Tuesday, June 29, 2010

Rounding up the porn

This is just about the silliest thing I have heard a Christian lobby argue:

The pornography industry and the Christian conservative lobby have united in opposition to a proposal to create a new domain name catering specifically for pornography on the internet….

Australian Christian Lobby spokesman Lyle Shelton says the group opposes the new domain because it sees it as further legitimising the pornography industry.

"Anything which further mainstreams and legitimises the porn trade is obviously not a healthy thing for children," he said.

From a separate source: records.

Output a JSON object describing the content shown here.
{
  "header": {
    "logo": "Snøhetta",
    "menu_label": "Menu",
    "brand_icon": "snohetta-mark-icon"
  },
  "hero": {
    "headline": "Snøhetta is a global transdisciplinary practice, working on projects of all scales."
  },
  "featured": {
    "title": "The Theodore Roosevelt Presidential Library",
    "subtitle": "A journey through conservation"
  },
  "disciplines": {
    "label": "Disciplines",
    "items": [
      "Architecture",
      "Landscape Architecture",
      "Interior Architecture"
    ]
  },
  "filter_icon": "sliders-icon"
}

"It is not a healthy thing for the wider society because it just continues to take us down this path where profiting off naked young women continues to gather acceptance in our society and of course we are seeing the pornification of culture seeping into our everyday lives."

Further legitimising the porn industry! I would have thought having porn sites spread across all possible domains gives it an ease of access which should be much more of a concern for them than any alleged “legitimacy” rounding it up into one domain would create. In fact, the porn industry agrees with this lobby but for entirely the opposite reason: it doesn’t what an internet porn “ghetto” created, because people might be able to avoid it easier.

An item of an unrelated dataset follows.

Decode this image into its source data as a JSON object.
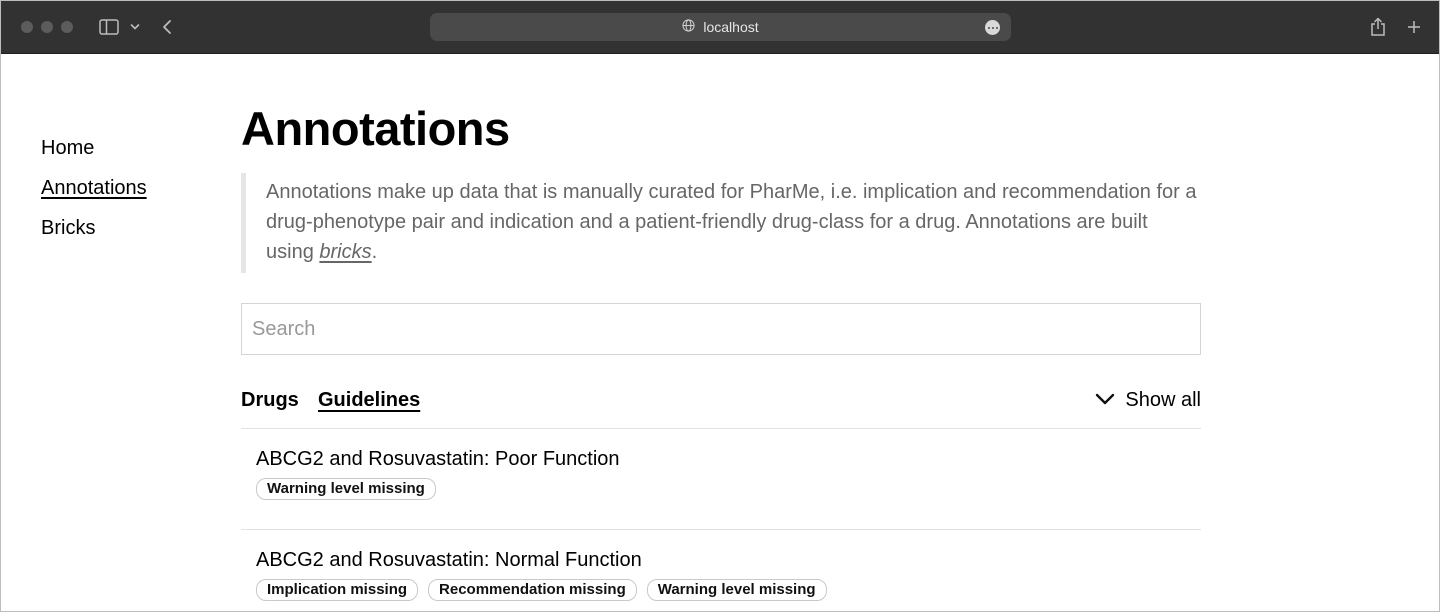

The porn industry also fears that conservative politicians, especially in the US, will seek to force all current porn into the new domain.

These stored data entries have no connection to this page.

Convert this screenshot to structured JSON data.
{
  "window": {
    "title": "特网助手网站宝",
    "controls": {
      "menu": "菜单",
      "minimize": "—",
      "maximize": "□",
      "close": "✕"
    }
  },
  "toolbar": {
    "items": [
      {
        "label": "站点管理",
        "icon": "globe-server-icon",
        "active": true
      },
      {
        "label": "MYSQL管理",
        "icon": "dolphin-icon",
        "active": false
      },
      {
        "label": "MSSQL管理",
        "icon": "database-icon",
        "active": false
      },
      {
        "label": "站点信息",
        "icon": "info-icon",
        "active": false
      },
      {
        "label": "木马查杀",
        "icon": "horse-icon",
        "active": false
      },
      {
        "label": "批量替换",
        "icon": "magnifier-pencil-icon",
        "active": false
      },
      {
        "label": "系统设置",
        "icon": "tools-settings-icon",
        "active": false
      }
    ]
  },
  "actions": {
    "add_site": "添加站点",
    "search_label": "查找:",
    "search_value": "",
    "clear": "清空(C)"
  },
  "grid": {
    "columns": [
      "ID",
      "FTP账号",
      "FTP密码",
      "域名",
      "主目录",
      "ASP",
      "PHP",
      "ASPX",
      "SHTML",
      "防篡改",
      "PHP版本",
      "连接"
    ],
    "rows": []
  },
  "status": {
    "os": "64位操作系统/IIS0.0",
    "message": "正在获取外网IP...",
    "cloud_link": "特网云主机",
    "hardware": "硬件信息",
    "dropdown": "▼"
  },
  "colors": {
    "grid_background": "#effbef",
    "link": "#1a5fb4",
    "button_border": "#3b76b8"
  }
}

Well, I fail to see what the problem with that would be, apart from porn producers facing loss of revenue because it would make voluntarily filtering access to it much, much easier. In fact, now that I think of it, surely a lot of their revenue comes from people paying for access to the “quality” material, and how much of that goes on at work or in any place other than a guy’s house, late at night? In other words, maybe the feared loss of revenue is greatly exaggerated. And besides which, is there some reason I should be concerned that this industry might lose money?

I don’t see it should at all be a significant concern that different governments could have different standards for what they would want in .xxx. Surely it would be a major improvement even if only explicit sex was required to go there. I don’t see street protests going on about why XXX Adult bookshop material is not allowed into the front of the local newsagent. If a country tries to force too much into .xxx, its a matter for renewed debate about censorship and classification, and this is often a topic of some debate for movies and other material, for example. That it may become a debate in relation to internet content, big deal.

It’s not about preventing access to porn to any adult who wants it; its about making it much easier to prevent access to it in places it undoubted should not be, such as workplaces and the kid’s bedroom.

As for loss of value in existing .com porn address, whereby people could argue that they have lost an asset overnight, couldn’t that be partially addressed by having the .com name become a simple referral page to the new .xxx address for the same enterprise? Those who want to get to formerly .com material can still find it, just by one more click.

Unless there is some vital technical aspect to this I am missing, round it up, I say.